Family in Need

Jul 21, 2008 09:33

 
It was the cardboard sign attached to her back, written in red paint. I always look at these people closely, the ones begging at intersections and red lights, the ones who make me feel uncomfortable. Do they look needy enough? I never believe those whose tennis shoes are newer and more expensive than my four year old Nikes.

As a person who drags my butt out of bed to go to work everyday, I really had problems with people begging. Then, I became a single mom. A single mom who the courts let down by refusing to issue child support to - twice. You think it doesn’t happen, try getting divorced in Lawrence County. I still work - everyday. And, I do jobs after work to bring in money. My home is a trailer, my credit cards paid; yet with the ins and outs of doctor bills and everyday life, we barely survive.

There have been times in my own life when I have prayed that God would allow others to see my need. Times when I have made others aware of my need. I’ve now seen others look at me and feel uncomfortable. Couples at church thrust money in my hand and tell me they love me. Others look away and say I should just get another man or should have chosen better the first time. Some, those childless people who don’t see beyond the money issue, direct me to just make my son’s father take him. To give my son up just because of money? The thought horrifies me and I’m grateful these people don’t have children themselves.

And then I began to see them. Women begging for their family. Until this summer I have never seen a woman begging. It made me angry at first: How dare she make me feel uncomfortable? How dare she look me in the eye and ask for help? How could I possibly help? At the end of any given month, I’m down to my last five bucks. I know the value of five dollars. On five dollars I can feed myself and my son for two days and a breakfast. I drove past the first two women I saw begging, yet their images wouldn’t leave me.

I was once standing on the side of the road. In five days the Chevy truck I was driving would be taken from me. I would be divorced. All the money gone from the bank account, I was out of gas. Tearfully, I began walking. I stood by a stop sign and watched as the passing cars eyed me curiously, noting the red gas can in my hand. A policeman passed me twice, looking away each time. I felt surely he would be my hope, my help. Yet he refused to see me. The three dollars in my pocket bought a gallon and a half of gas. I headed home, saddened more by those who refused to help than by my plight.

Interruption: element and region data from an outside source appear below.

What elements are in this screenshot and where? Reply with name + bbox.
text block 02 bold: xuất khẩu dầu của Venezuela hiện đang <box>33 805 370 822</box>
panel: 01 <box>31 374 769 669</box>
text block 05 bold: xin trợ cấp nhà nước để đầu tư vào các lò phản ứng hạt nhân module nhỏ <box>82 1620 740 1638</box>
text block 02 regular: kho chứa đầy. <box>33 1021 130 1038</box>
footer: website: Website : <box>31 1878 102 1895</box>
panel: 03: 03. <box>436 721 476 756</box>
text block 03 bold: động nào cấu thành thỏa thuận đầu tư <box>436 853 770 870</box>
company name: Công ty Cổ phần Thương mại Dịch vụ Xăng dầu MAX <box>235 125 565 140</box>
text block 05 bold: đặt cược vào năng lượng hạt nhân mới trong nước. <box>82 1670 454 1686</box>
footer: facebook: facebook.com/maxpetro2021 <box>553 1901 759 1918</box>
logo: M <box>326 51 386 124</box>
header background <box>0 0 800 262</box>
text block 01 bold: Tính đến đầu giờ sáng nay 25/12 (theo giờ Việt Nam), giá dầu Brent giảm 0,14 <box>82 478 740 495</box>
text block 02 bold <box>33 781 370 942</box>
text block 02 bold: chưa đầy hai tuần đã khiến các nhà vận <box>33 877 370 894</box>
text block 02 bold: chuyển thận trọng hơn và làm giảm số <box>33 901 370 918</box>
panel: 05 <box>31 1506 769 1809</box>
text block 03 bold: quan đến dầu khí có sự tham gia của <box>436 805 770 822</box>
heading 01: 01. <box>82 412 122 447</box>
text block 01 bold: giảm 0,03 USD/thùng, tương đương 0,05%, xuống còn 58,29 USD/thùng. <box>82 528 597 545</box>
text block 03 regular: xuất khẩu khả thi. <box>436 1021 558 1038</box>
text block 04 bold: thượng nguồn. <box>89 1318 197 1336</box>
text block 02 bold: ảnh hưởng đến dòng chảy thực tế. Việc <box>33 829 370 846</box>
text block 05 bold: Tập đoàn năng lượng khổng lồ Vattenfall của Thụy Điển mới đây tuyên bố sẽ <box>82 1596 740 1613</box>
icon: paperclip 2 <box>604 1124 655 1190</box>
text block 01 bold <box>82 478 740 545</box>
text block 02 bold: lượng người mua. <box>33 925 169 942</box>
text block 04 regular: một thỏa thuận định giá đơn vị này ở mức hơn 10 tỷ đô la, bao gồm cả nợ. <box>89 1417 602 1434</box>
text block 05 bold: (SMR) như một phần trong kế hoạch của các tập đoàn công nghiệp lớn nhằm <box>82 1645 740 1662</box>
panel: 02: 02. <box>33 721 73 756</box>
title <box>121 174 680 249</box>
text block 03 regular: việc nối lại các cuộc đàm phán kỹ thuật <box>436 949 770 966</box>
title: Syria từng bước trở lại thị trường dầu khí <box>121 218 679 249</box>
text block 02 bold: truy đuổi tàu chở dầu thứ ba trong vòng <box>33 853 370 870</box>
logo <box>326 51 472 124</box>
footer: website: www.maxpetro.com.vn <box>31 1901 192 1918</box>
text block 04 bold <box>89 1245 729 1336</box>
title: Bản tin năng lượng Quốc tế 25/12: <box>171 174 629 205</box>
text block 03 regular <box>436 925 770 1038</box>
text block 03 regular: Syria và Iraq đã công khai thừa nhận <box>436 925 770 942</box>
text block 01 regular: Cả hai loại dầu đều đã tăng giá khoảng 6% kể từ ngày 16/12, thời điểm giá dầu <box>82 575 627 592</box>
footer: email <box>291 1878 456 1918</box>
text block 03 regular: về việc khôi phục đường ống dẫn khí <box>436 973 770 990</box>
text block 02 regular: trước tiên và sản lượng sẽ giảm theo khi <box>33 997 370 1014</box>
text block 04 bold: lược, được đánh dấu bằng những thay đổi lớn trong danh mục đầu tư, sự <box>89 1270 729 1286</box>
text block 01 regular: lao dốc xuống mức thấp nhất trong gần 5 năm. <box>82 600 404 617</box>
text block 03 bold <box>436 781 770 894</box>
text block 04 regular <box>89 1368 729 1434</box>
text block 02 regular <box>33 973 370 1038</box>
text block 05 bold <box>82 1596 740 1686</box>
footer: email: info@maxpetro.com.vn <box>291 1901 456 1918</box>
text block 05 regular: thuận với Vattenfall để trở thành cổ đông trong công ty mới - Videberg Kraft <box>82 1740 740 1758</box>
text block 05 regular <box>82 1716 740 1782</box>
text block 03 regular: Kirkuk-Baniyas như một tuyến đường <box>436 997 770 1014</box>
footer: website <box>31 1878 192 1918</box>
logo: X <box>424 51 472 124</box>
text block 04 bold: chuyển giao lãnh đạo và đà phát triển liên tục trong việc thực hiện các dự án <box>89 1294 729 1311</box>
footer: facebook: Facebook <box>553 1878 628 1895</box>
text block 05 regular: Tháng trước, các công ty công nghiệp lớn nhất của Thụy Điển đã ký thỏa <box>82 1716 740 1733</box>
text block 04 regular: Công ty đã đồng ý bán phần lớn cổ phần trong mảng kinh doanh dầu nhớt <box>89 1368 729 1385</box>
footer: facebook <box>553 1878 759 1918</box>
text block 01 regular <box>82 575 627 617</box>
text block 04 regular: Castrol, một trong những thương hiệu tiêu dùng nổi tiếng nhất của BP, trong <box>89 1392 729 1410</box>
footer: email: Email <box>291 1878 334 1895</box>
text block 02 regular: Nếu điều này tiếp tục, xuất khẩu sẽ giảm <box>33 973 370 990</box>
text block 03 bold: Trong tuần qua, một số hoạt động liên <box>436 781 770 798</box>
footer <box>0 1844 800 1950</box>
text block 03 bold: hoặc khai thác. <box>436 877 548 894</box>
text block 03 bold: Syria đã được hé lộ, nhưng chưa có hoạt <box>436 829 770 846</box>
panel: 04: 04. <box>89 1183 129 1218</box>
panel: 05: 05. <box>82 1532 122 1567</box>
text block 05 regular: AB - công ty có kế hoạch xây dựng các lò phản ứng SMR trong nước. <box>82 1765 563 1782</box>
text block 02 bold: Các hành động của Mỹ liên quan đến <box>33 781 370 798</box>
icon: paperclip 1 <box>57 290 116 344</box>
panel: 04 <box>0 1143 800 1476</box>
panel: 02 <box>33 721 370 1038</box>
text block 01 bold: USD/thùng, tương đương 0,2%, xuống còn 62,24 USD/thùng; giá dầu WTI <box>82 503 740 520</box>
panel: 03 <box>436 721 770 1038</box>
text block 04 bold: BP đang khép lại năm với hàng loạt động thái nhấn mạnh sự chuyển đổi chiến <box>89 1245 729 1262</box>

I learned something the first moment I saw that woman in the black shirt and torn shorts wearing flip-flops, standing by the road, a cardboard sign resting against her thigh: Family in need. I’m blessed. I’ve never been reduced to the cardboard red painted sign. I always pull over now, rolling my window down and asking, "Ma’am, do you need some groceries," handing a bag of five dollar’s worth of food out my window. Ever grateful they answer, "God bless you." Yes, I am blessed.